AI Detects Brain Lesions MRI Could Not See
Artificial Intelligence (AI) in healthcare has improved how diseases are diagnosed and treated. Integration of AI in disease management has uncovered the hidden patterns, improving the treatment efficiency. One such breakthrough in neuroscience is the detection of brain lesions in people suffering from multiple sclerosis. AI helps doctors detect lesions in the gray matter, which is not possible with regular MRI. They believe this could help them understand the disease better and find different treatment methods.
Why Do These Brain Lesions Matter
Multiple sclerosis is an autoimmune neurological disorder in which the immune system fails to recognise its own body cells and attacks the myelin (the protective sheath of nerve fibres). Multiple sclerosis affects both the white matter and the cortical region (the outer surface of the brain). Unfortunately, the detection of the cortical lesions was not considered due to limitations in the MRI. MRI scans can easily capture the lesions in the white matter, but not the lesions in the gray matter, which in turn affects the treatment progression.
For years, doctors have relied on MRI scans to track the disease by looking for lesions in the brain’s white matter. Though researchers and doctors have known about the involvement of cortical lesions in the gray matter since the 19th century, due to the clinical limitations of MRI scans, they weren’t included as part of the diagnosis. Hence, an important part of the disease is largely hidden from view.
How AI Helped Reveal the Invisible
To take the research further, Scientists from the University at Buffalo and collaborating institutions developed an AI-assisted approach. This novel method analyses multiple MRI images together rather than examining each image separately. The system looks for subtle patterns and differences across scans that are too small for the human eye to notice.
“The hallmark of the disease is focal demyelinating lesions, and for ages, only white matter was considered with respect to multiple sclerosis,” says the team.
The team combined several advanced image-processing methods, including a newly developed technique called Multimodal Cortical Lesion Enhancement (MMCLE). These tools were applied to MRI data from the Phase III ORATORIO clinical trial, which included more than 700 participants with multiple sclerosis. This was an FDA regulatory study of Ocrelizumab, a multiple sclerosis drug.
Robert Zivadinov, MD, PhD, highlights the importance of this AI- assisted approach. Finding cortical lesions, which was once an impossible task in MRI, is made possible by the latest technology. “Being able to visualise one of the important factors of the disease progression for the first time is indeed a major advancement in neuroscience, and this helps in understanding the cognitive impairment and dysfunction related to multiple sclerosis,” he adds.
It is also found that the cortical lesions or the gray matter lesions are seen in the early stages of the disease progression. This proves that gray matter pathology is not something to be neglected and is equally important as white matter damage.

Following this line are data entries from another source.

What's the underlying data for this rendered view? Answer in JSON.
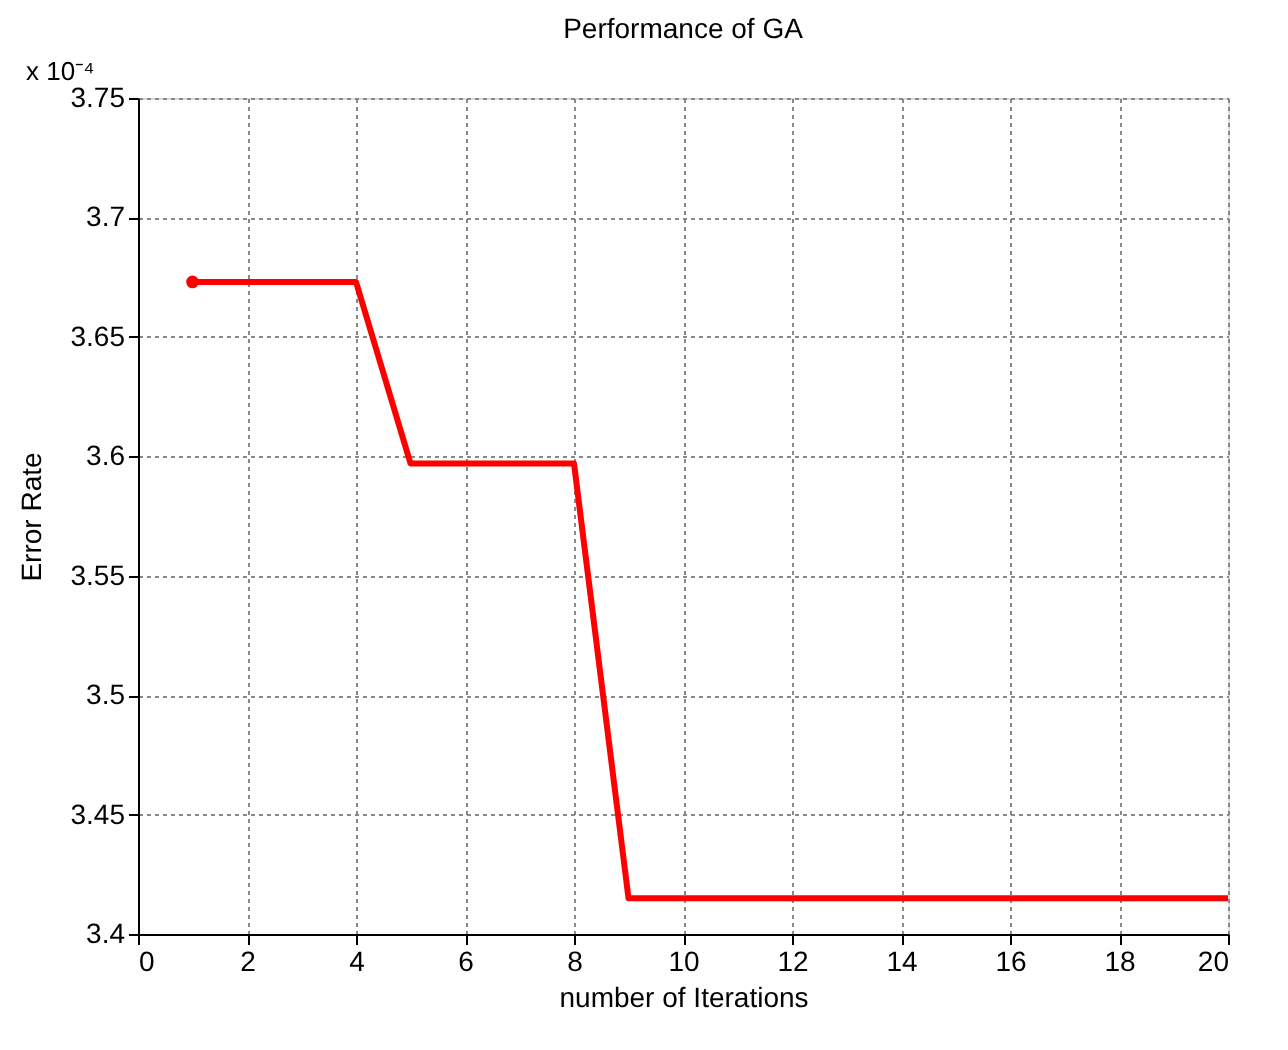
{
  "chart_data": {
    "type": "line",
    "title": "Performance of GA",
    "xlabel": "number of Iterations",
    "ylabel": "Error Rate",
    "annotations": [
      "x 10⁻⁴"
    ],
    "x": [
      1,
      2,
      3,
      4,
      5,
      6,
      7,
      8,
      9,
      10,
      11,
      12,
      13,
      14,
      15,
      16,
      17,
      18,
      19,
      20
    ],
    "series": [
      {
        "color": "#ff0000",
        "values": [
          3.673,
          3.673,
          3.673,
          3.673,
          3.597,
          3.597,
          3.597,
          3.597,
          3.415,
          3.415,
          3.415,
          3.415,
          3.415,
          3.415,
          3.415,
          3.415,
          3.415,
          3.415,
          3.415,
          3.415
        ],
        "line_style": "solid",
        "marker": "none"
      },
      {
        "type": "scatter",
        "color": "#ff0000",
        "x": [
          1
        ],
        "values": [
          3.673
        ],
        "marker": "circle"
      }
    ],
    "xlim": [
      0,
      20
    ],
    "xticks": [
      0,
      2,
      4,
      6,
      8,
      10,
      12,
      14,
      16,
      18,
      20
    ],
    "ylim": [
      3.4,
      3.75
    ],
    "yticks": [
      3.4,
      3.45,
      3.5,
      3.55,
      3.6,
      3.65,
      3.7,
      3.75
    ],
    "grid": true
  }
}
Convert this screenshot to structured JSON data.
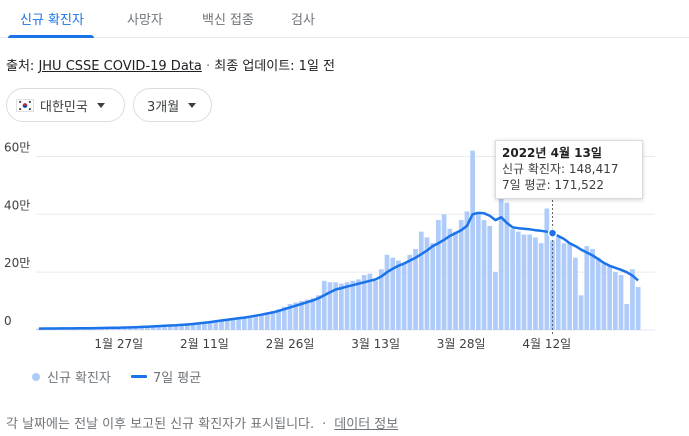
{
  "tabs": [
    {
      "label": "신규 확진자",
      "active": true
    },
    {
      "label": "사망자",
      "active": false
    },
    {
      "label": "백신 접종",
      "active": false
    },
    {
      "label": "검사",
      "active": false
    }
  ],
  "source": {
    "prefix": "출처: ",
    "link": "JHU CSSE COVID-19 Data",
    "separator": " · ",
    "updated": "최종 업데이트: 1일 전"
  },
  "filters": {
    "region": "대한민국",
    "period": "3개월"
  },
  "tooltip": {
    "date": "2022년 4월 13일",
    "cases_line": "신규 확진자: 148,417",
    "avg_line": "7일 평균: 171,522"
  },
  "legend": {
    "cases": "신규 확진자",
    "avg": "7일 평균"
  },
  "footer": {
    "note": "각 날짜에는 전날 이후 보고된 신규 확진자가 표시됩니다.",
    "separator": "·",
    "link": "데이터 정보"
  },
  "colors": {
    "bar": "#aecbfa",
    "line": "#1a73e8",
    "accent": "#1a73e8",
    "grid": "#e8eaed"
  },
  "chart_data": {
    "type": "bar",
    "title": "",
    "xlabel": "",
    "ylabel": "",
    "ylim": [
      0,
      650000
    ],
    "yticks": [
      {
        "value": 0,
        "label": "0"
      },
      {
        "value": 200000,
        "label": "20만"
      },
      {
        "value": 400000,
        "label": "40만"
      },
      {
        "value": 600000,
        "label": "60만"
      }
    ],
    "start_date": "2022-01-13",
    "xticks": [
      {
        "date": "2022-01-27",
        "label": "1월 27일"
      },
      {
        "date": "2022-02-11",
        "label": "2월 11일"
      },
      {
        "date": "2022-02-26",
        "label": "2월 26일"
      },
      {
        "date": "2022-03-13",
        "label": "3월 13일"
      },
      {
        "date": "2022-03-28",
        "label": "3월 28일"
      },
      {
        "date": "2022-04-12",
        "label": "4월 12일"
      }
    ],
    "grid": true,
    "legend_position": "bottom-left",
    "highlight_date": "2022-04-13",
    "series": [
      {
        "name": "신규 확진자",
        "type": "bar",
        "values": [
          4500,
          4200,
          4100,
          4400,
          5000,
          4800,
          5200,
          5500,
          6000,
          6200,
          6500,
          6800,
          7200,
          7500,
          8000,
          8500,
          9000,
          10000,
          11000,
          12000,
          13000,
          14000,
          15000,
          16000,
          17000,
          18000,
          20000,
          22000,
          25000,
          27000,
          30000,
          33000,
          35000,
          38000,
          40000,
          42000,
          45000,
          48000,
          52000,
          55000,
          60000,
          65000,
          72000,
          80000,
          90000,
          95000,
          100000,
          105000,
          110000,
          120000,
          170000,
          165000,
          165000,
          160000,
          165000,
          170000,
          175000,
          190000,
          195000,
          170000,
          210000,
          260000,
          250000,
          240000,
          230000,
          260000,
          280000,
          340000,
          320000,
          300000,
          380000,
          400000,
          350000,
          340000,
          380000,
          410000,
          620000,
          400000,
          380000,
          360000,
          200000,
          490000,
          440000,
          350000,
          340000,
          330000,
          330000,
          320000,
          300000,
          420000,
          310000,
          320000,
          300000,
          300000,
          250000,
          120000,
          290000,
          280000,
          250000,
          230000,
          220000,
          200000,
          190000,
          90000,
          210000,
          148417
        ],
        "values_unit_note": ""
      },
      {
        "name": "7일 평균",
        "type": "line",
        "values": [
          5000,
          5100,
          5200,
          5300,
          5400,
          5500,
          5600,
          5800,
          6000,
          6200,
          6500,
          6800,
          7200,
          7600,
          8000,
          8500,
          9000,
          9800,
          10600,
          11500,
          12400,
          13400,
          14400,
          15400,
          16400,
          17500,
          19000,
          20800,
          22800,
          25000,
          27400,
          30000,
          32800,
          35500,
          38000,
          40500,
          43000,
          46000,
          49500,
          53000,
          57000,
          61000,
          66000,
          72000,
          78000,
          84000,
          90000,
          96000,
          102000,
          110000,
          120000,
          130000,
          140000,
          145000,
          150000,
          155000,
          160000,
          165000,
          170000,
          175000,
          185000,
          200000,
          212000,
          222000,
          230000,
          240000,
          250000,
          262000,
          275000,
          290000,
          300000,
          312000,
          325000,
          335000,
          345000,
          360000,
          400000,
          405000,
          404000,
          395000,
          380000,
          390000,
          370000,
          355000,
          352000,
          350000,
          348000,
          345000,
          343000,
          340000,
          335000,
          325000,
          315000,
          300000,
          290000,
          278000,
          268000,
          258000,
          245000,
          232000,
          222000,
          215000,
          208000,
          200000,
          188000,
          171522
        ]
      }
    ]
  }
}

Thousands of Hidden Lesions Detected
Yes, they developed MMCLE, but what are the findings? The results were striking. By default, the conventional MRI reports showed white matter lesions, while the enhanced AI-mediated image analysis revealed 15 to 20 cortical lesions per patient. The researchers were able to identify more than 11,000 such lesions, which went undetected previously, across the entire dataset.

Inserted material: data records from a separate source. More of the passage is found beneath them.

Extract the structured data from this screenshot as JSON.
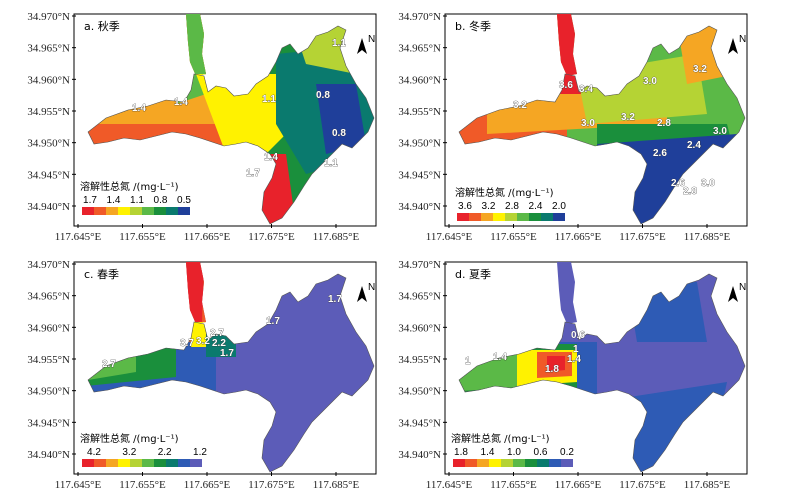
{
  "axes": {
    "y_ticks": [
      "34.970°N",
      "34.965°N",
      "34.960°N",
      "34.955°N",
      "34.950°N",
      "34.945°N",
      "34.940°N"
    ],
    "x_ticks": [
      "117.645°E",
      "117.655°E",
      "117.665°E",
      "117.675°E",
      "117.685°E"
    ]
  },
  "north_label": "N",
  "panels": [
    {
      "label": "a. 秋季",
      "legend_title": "溶解性总氮 /(mg·L⁻¹)",
      "legend_values": [
        "1.7",
        "1.4",
        "1.1",
        "0.8",
        "0.5"
      ],
      "legend_colors": [
        "#e8222b",
        "#f05a28",
        "#f5a623",
        "#fff200",
        "#b5d334",
        "#5bb947",
        "#1a8f3c",
        "#0a7a6e",
        "#1f3f9a"
      ],
      "contour_labels": [
        "1.1",
        "1.4",
        "1.4",
        "1.1",
        "0.8",
        "0.8",
        "1.4",
        "1.7",
        "1.1"
      ]
    },
    {
      "label": "b. 冬季",
      "legend_title": "溶解性总氮 /(mg·L⁻¹)",
      "legend_values": [
        "3.6",
        "3.2",
        "2.8",
        "2.4",
        "2.0"
      ],
      "legend_colors": [
        "#e8222b",
        "#f05a28",
        "#f5a623",
        "#fff200",
        "#b5d334",
        "#5bb947",
        "#1a8f3c",
        "#0a7a6e",
        "#1f3f9a"
      ],
      "contour_labels": [
        "3.6",
        "3.4",
        "3.2",
        "3.0",
        "3.2",
        "3.0",
        "3.2",
        "2.8",
        "3.0",
        "2.6",
        "2.4",
        "2.6",
        "2.8",
        "3.0"
      ]
    },
    {
      "label": "c. 春季",
      "legend_title": "溶解性总氮 /(mg·L⁻¹)",
      "legend_values": [
        "4.2",
        "3.2",
        "2.2",
        "1.2"
      ],
      "legend_colors": [
        "#e8222b",
        "#f05a28",
        "#f5a623",
        "#fff200",
        "#b5d334",
        "#5bb947",
        "#1a8f3c",
        "#0a7a6e",
        "#2e5bb5",
        "#5c5cb8"
      ],
      "contour_labels": [
        "1.7",
        "1.7",
        "2.7",
        "3.7",
        "3.2",
        "2.7",
        "2.2",
        "1.7"
      ]
    },
    {
      "label": "d. 夏季",
      "legend_title": "溶解性总氮 /(mg·L⁻¹)",
      "legend_values": [
        "1.8",
        "1.4",
        "1.0",
        "0.6",
        "0.2"
      ],
      "legend_colors": [
        "#e8222b",
        "#f05a28",
        "#f5a623",
        "#fff200",
        "#b5d334",
        "#5bb947",
        "#1a8f3c",
        "#0a7a6e",
        "#2e5bb5",
        "#5c5cb8"
      ],
      "contour_labels": [
        "0.6",
        "1",
        "1.4",
        "1",
        "1.4",
        "1.8"
      ]
    }
  ]
}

With these methods, the cortical lesions are much easier not only to detect but also to quantify. The team confirmed that using AI and Deep learning, the simultaneous use would dramatically improve the quantification.
This means a lot to the researchers, as the technologically advanced findings provide a clear vision of the disease development. The significant amount of brain damage that went unnoticed over decades has finally been understood and proven. The traditional MRI, along with AI assistance, creates a new revolution in the way multiple sclerosis is diagnosed.
What This Means for Multiple Sclerosis Research
This tells the world that even the most advanced scanning couldn’t reveal everything that is happening inside the body. At the same time, tagging the advanced technologies with the existing pipelines could improve healthcare monitoring a lot. This means there’s a chance to revisit the previous finding or clinical trials and explore more about what’s hidden. Researchers believe the technology could help evaluate older treatments more accurately and guide the development of future therapies.
As AI continues to advance in medical imaging, this approach could offer clinicians a powerful new tool for tracking multiple sclerosis. By bringing hidden brain lesions into view, researchers hope to gain deeper insights into the disease and improve outcomes for patients worldwide.